L'Espagne est le pays des complots hardis et couvés longtemps entre des
milliers d'initiés. L'inquisition y a façonné les caractères au mystère et au
sang, la nature à l'audace et à la vengeance, ces deux gardiennes du secret
promis. Le plus grand nombre des officiers et des sous-officiers de l'armée
savait le jour où l'insurrection devait éclater, nul ne la révélait. Elle
éclata le 1er janvier, à la voix de Riégo et des officiers de son bataillon,
à Las Cabézas, cantonnement du régiment des Asturies. Le peuple y répondit
par des cris de joie et de délivrance. Riégo marcha le même jour sur Arcos,
quartier général de l'armée, y arrêta de sa main le général en chef Caldéron
et son état-major, et enleva quelques bataillons, qui s'unirent à lui et le
proclamèrent. Quiroga, évadé de sa prison, marchait aussi de son côté, à la
tête de quelques bataillons insurgés, contre Cadix. Riégo soulevait Xérès ;
Saarsfield s'enfuyait devant lui, menacé du sort réservé aux traîtres.

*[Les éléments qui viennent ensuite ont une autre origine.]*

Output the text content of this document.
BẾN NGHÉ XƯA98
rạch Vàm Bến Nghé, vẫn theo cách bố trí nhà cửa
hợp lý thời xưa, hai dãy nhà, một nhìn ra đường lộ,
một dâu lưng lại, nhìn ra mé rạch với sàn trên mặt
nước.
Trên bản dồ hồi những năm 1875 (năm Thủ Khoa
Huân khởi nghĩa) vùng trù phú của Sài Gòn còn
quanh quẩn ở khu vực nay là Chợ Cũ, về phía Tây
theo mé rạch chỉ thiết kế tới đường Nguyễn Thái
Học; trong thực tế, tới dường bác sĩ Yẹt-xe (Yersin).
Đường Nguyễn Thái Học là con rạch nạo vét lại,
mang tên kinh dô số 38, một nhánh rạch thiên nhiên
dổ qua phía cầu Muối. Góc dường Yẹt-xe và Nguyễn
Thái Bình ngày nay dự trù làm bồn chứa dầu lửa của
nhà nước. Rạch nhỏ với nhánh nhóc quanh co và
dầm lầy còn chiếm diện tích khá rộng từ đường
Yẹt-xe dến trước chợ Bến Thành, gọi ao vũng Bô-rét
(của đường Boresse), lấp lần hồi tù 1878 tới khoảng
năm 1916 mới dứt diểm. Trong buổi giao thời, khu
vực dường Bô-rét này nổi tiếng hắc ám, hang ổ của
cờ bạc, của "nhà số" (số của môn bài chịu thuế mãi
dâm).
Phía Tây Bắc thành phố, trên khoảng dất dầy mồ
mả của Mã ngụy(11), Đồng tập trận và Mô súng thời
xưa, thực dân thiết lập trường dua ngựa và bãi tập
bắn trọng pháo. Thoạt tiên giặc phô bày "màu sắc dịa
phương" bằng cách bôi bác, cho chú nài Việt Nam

L'armée entière, bientôt entraînée par le courant de l'opinion triomphante,
nommait ses chefs et rédigeait une adresse respectueuse, mais impérative,
pour imposer au roi la constitution de 1812. Cadix seul fermait ses portes
aux conjurés. Le général Freyre, nommé par le roi à la place de Caldéron,
rassemblait une armée royale pour cerner l'île de Léon et pour étouffer la
révolte dans son germe. Riégo en sortait avec une colonne d'expédition pour
insurger les provinces voisines. Reçu ici avec enthousiasme, là avec
résistance, il échappait avec peine aux détachements encore fidèles qui le
poursuivaient, se portait hardiment sur Malaga, insurgeait cette ville, y combattait
contre Joseph O'Donnell, frère du comte de Labisbal, se repliait en désordre
et en perdant ses soldats par la désertion, traversait Cordoue à la tête de
trois cents hommes harassés, seule force qui lui restât, y recevait de vaines
acclamations et quelques subsides mais, harcelé par des forces supérieures et
ne pouvant plus qu'entraîner sa colonne décimée dans sa perte, il licenciait
ses officiers et ses soldats, et leur donnait pour ralliement la Corogne.
L'insurrection, jusque-là toute militaire, s'était éteinte au lieu de se
rallumer dans cette expédition. L'île de Léon, fortifiée par Quiroga, se
défendait a peine contre les troupes de Cadix. Tout était en suspens dans les
esprits et dans les événements. L'insurrection, bloquée par des forces croissantes,
semblait étouffée dans son berceau, quand la ville de la Corogne où Riégo
avait dirigé les hommes débandés s'insurgea spontanément à leur voix et
proclama la révolution dans ses murs. La Galice, les Asturies, l'Aragon,
suivirent le mouvement de la Corogne, la constitution fut proclamée partout,
jusque dans Cadix. Un choc accidentel entre le peuple enthousiaste et les
troupes irritées de leur défaite inonda cette ville de sang. La commotion de
ces mouvements à la circonférence ébranla, jusque dans Madrid, l'esprit des
troupes et de la garde royale elle-même. Ferdinand, vaincu par la nécessité
plus que par la conviction, résolut de transiger avec ses peuples en faisant
la promesse d'institutions représentatives. Les promesses ne suffisaient déjà
plus a l'impatience d'une armée et d'une nation debout pour reconquérir leurs
droits. Une insurrection du peuple de Madrid, sous les fenêtres du palais du
roi, ne se calma qu'à la voix de ce prince humilié et contraint, proclamant
de sa propre bouche la constitution de 1812 et la convocation des cortès.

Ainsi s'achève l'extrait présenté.